Succeeding Jeremy Corbyn after the disastrous defeat of the 2019, Starmer takes the reins of a party facing years out of government and wracked by infighting among the various factions that make up the broad church of Labour.
One of his first tasks as Labour leader will be to reunite a party which is fractured and unsure of what direction it ought to be going in to best challenge Boris Johnson and the Conservatives, so how will Sir Keir do?
Given the scale of his leadership victory, early indications are that Starmer will have the support necessary to reshape the party in his own image and conduct his own brand of reconciliation.
He won more than twice the number of votes as his closest leadership rival Rebecca Long-Bailey, who Starmer has now named as his shadow education secretary.
The Guardian reports that Starmer has a "huge and powerful mandate" to lead Labour as he likes rather than being subject to the various factions in the party.
His shadow cabinet has seen some of his leadership rivals appointed to important positions and is generally seen as one which has been stacked with "soft left" Labour figures who have stayed out of the infighting of Corbyn's time as leader.

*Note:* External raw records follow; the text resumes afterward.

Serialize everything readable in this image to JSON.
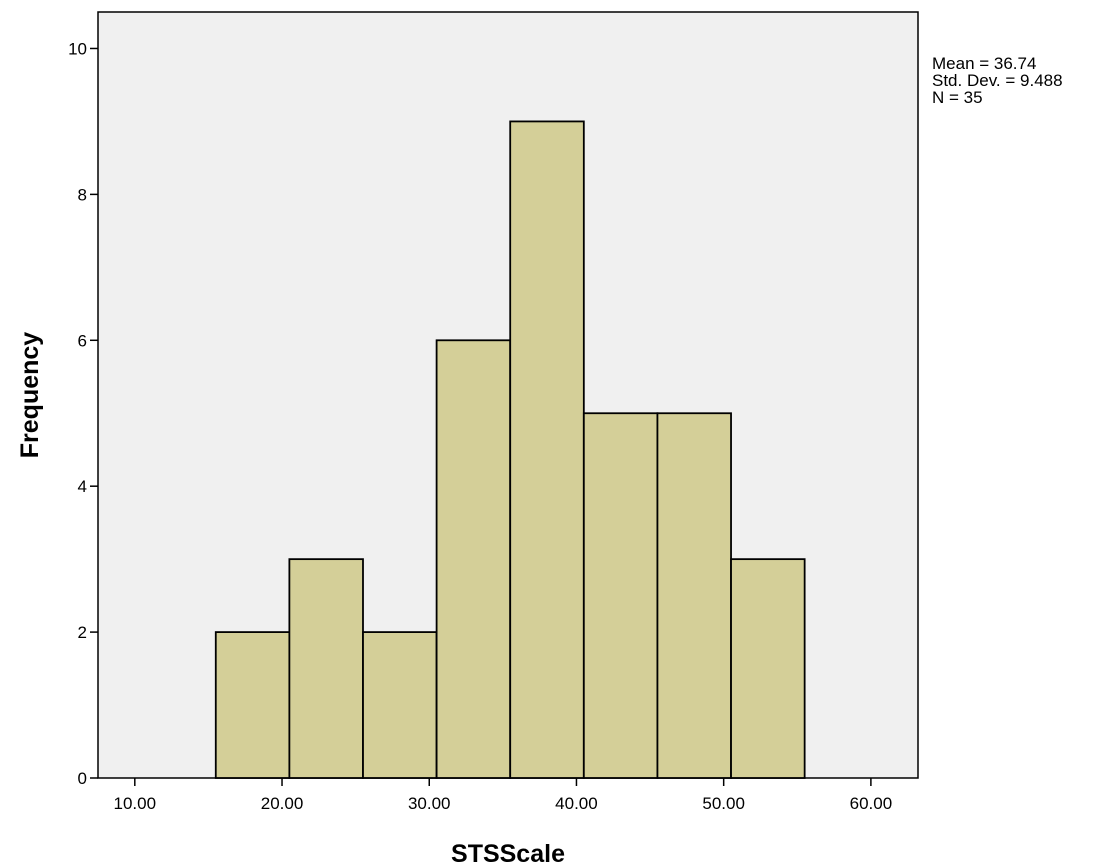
{
  "chart_data": {
    "type": "bar",
    "subtype": "histogram",
    "xlabel": "STSScale",
    "ylabel": "Frequency",
    "xlim": [
      7.5,
      63.2
    ],
    "ylim": [
      0,
      10.5
    ],
    "x_ticks": [
      "10.00",
      "20.00",
      "30.00",
      "40.00",
      "50.00",
      "60.00"
    ],
    "x_tick_values": [
      10,
      20,
      30,
      40,
      50,
      60
    ],
    "y_ticks": [
      "0",
      "2",
      "4",
      "6",
      "8",
      "10"
    ],
    "y_tick_values": [
      0,
      2,
      4,
      6,
      8,
      10
    ],
    "bins": [
      {
        "start": 15.5,
        "end": 20.5,
        "value": 2
      },
      {
        "start": 20.5,
        "end": 25.5,
        "value": 3
      },
      {
        "start": 25.5,
        "end": 30.5,
        "value": 2
      },
      {
        "start": 30.5,
        "end": 35.5,
        "value": 6
      },
      {
        "start": 35.5,
        "end": 40.5,
        "value": 9
      },
      {
        "start": 40.5,
        "end": 45.5,
        "value": 5
      },
      {
        "start": 45.5,
        "end": 50.5,
        "value": 5
      },
      {
        "start": 50.5,
        "end": 55.5,
        "value": 3
      }
    ],
    "grid": false,
    "colors": {
      "bar_fill": "#d4cf98",
      "bar_stroke": "#000000",
      "plot_bg": "#f0f0f0"
    },
    "stats": {
      "mean": "Mean = 36.74",
      "sd": "Std. Dev. = 9.488",
      "n": "N = 35"
    }
  }
}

It's the sort of shadow cabinet which will attract many on the left, not leaning too far into socialism or centrism to turn off the other side and instead being planted firmly in the social democracy which is the heart of Labour.
Corbyn was able to retool Labour into something closer to what he wanted due to significant support from the party membership, with a similar mandate Starmer can do the same. How he does in these early stages could determine whether the electorate backs Labour to return to government at the next general election.
The Counter Claim:
While Starmer would prefer to spend his time holding the Tories to account he will still have to contend with unhappy elements within Labour who supported Corbyn and are disgruntled that their guy is gone.

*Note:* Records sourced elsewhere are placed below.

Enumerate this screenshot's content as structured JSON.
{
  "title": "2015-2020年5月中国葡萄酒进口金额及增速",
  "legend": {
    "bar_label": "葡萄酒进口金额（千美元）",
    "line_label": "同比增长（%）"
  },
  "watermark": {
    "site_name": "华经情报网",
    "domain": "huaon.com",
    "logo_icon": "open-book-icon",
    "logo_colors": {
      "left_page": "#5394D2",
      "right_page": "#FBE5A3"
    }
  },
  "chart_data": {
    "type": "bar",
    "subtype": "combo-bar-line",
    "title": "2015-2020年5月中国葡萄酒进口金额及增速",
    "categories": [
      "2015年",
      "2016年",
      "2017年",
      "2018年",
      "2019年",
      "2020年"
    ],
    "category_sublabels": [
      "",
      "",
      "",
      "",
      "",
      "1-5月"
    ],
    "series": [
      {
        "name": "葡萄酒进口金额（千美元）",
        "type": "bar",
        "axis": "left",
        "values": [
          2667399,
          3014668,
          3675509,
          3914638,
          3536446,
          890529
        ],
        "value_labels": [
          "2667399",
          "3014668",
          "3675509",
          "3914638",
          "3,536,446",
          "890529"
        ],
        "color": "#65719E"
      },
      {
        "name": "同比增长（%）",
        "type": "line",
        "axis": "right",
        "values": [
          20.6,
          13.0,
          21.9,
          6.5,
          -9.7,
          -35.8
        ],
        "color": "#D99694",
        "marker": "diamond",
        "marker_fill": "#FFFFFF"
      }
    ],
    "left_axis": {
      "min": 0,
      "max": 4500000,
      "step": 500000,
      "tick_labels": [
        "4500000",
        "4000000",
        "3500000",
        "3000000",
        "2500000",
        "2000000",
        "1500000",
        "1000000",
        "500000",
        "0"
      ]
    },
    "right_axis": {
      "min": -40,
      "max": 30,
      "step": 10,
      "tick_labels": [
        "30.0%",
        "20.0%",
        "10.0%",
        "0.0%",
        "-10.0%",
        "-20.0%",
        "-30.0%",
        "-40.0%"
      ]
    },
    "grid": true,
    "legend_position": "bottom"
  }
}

While every candidate for leadership disavowed the tag of "Corbyn continuity candidate" it was a label that was never attributed to Starmer, who resigned from the shadow cabinet in 2016 to protest against his predecessor as part of a failed attempt to change the party leadership.
Starmer also butted heads with Corbyn over Labour's Brexit policy, with the new leader spending the majority of his time in Corbyn's team as shadow Brexit secretary.
Momentum, the campaign group which is seen as overwhelmingly pro-Corbyn, has said they will "hold Keir Starmer to account" and reminded the new Labour leader there are elements of the party which will be watching him with interest.
It's a sign that Starmer's election as Labour leader doesn't mean everyone will fall into step behind him. Factions with their own causes will still try to steer the party in their preferred direction and Starmer will have to contend with a disgruntled group which now wields less influence than it used to.
Starmer was voted in as Labour leader with 56.2 per cent of the vote, with Long-Bailey winning 27.6 per cent and Lisa Nandy receiving 16.2 per cent.
He was voted in on the first round of the contest, having received the backing of over half of Labour's party members, registered supporters and affiliated supporters.
Long-Bailey will be the shadow education secretary while Nandy has been made shadow foreign secretary.
Among those who make up the shadow cabinet is former Labour leader Ed Miliband, who contested the 2015 general election and has returned to Labour's front bench as shadow business secretary.
The next general election is scheduled for the end of 2024, by which time Labour will have been out of power for more than 14 years, having lost four general elections and faced at least three Conservative prime ministers in office.